Towards Understanding the Effect of Leak in Spiking Neural Networks
This addresses the trade-offs in neuron model design for SNNs, offering insights for more efficient and robust neuromorphic computing, though it is incremental in analyzing existing models.
The paper investigates the computational impact of leak in spiking neural networks, finding that leaky models improve robustness and generalization but reduce sparsity, with frequency analysis showing leak filters high-frequency noise.
Spiking Neural Networks (SNNs) are being explored to emulate the astounding capabilities of human brain that can learn and compute functions robustly and efficiently with noisy spiking activities. A variety of spiking neuron models have been proposed to resemble biological neuronal functionalities.

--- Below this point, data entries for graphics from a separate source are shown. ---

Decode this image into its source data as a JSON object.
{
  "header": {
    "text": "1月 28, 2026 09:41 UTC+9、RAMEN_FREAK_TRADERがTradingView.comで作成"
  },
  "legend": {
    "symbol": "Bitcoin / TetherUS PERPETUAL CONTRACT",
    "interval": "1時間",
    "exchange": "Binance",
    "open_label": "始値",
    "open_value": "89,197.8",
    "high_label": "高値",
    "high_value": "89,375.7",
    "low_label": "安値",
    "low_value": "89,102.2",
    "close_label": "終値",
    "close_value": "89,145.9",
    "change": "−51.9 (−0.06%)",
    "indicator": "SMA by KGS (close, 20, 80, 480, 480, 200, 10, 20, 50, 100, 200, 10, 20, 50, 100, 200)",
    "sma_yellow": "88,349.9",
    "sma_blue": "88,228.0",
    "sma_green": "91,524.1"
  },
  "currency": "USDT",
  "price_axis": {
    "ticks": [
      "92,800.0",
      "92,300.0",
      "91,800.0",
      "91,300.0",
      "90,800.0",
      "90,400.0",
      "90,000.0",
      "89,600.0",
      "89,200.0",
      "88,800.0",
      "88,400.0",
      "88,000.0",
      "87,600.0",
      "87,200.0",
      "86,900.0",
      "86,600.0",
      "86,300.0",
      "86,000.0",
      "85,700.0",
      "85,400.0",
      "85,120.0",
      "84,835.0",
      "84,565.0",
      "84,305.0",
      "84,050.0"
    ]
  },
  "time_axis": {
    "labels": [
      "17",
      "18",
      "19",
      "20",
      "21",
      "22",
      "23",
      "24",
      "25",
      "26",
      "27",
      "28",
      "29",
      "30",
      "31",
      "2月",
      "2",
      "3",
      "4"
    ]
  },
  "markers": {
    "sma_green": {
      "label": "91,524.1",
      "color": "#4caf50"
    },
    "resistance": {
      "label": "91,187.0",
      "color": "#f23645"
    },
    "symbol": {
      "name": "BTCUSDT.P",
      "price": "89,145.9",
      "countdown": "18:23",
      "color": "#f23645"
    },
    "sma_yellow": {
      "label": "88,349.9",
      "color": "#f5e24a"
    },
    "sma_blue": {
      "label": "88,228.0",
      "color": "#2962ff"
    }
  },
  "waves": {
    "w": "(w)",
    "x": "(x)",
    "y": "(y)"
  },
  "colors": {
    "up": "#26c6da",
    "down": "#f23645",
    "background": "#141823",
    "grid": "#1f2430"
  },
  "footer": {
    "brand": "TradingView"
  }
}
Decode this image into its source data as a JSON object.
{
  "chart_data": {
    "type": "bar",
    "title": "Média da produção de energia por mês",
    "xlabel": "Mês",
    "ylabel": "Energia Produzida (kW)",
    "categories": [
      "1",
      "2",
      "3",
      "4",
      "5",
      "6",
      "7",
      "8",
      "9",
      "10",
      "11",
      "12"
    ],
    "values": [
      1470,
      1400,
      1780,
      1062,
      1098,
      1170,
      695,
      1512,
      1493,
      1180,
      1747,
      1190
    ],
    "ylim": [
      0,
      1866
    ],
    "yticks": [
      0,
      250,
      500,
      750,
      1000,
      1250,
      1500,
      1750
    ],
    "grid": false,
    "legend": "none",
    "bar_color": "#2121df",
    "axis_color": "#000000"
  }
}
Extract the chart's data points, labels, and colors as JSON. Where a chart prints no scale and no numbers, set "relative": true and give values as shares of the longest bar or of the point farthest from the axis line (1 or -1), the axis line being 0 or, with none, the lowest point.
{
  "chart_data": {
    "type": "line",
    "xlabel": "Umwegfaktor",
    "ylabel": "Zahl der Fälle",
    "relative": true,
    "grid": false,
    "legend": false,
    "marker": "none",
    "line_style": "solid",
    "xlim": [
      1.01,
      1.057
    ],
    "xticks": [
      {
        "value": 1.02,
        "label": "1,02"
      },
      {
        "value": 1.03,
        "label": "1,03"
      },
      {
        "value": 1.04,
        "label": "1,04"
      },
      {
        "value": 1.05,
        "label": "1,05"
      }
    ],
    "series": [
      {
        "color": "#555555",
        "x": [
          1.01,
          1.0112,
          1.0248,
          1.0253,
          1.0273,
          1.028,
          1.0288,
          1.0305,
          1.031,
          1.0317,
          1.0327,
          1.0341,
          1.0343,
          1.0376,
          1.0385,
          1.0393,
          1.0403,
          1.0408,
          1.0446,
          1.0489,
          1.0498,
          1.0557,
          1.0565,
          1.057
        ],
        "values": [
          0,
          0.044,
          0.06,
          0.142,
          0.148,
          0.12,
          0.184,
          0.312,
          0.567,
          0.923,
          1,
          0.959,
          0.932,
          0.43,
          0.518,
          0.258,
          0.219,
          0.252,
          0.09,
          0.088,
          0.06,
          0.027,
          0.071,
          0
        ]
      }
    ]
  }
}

With varying levels of bio-fidelity, these models often contain a leak path in their internal states, called membrane potentials. While the leaky models have been argued as more bioplausible, a comparative analysis between models with and without leak from a purely computational point of view demands attention. In this paper, we investigate the questions regarding the justification of leak and the pros and cons of using leaky behavior. Our experimental results reveal that leaky neuron model provides improved robustness and better generalization compared to models with no leak. However, leak decreases the sparsity of computation contrary to the common notion. Through a frequency domain analysis, we demonstrate the effect of leak in eliminating the high-frequency components from the input, thus enabling SNNs to be more robust against noisy spike-inputs.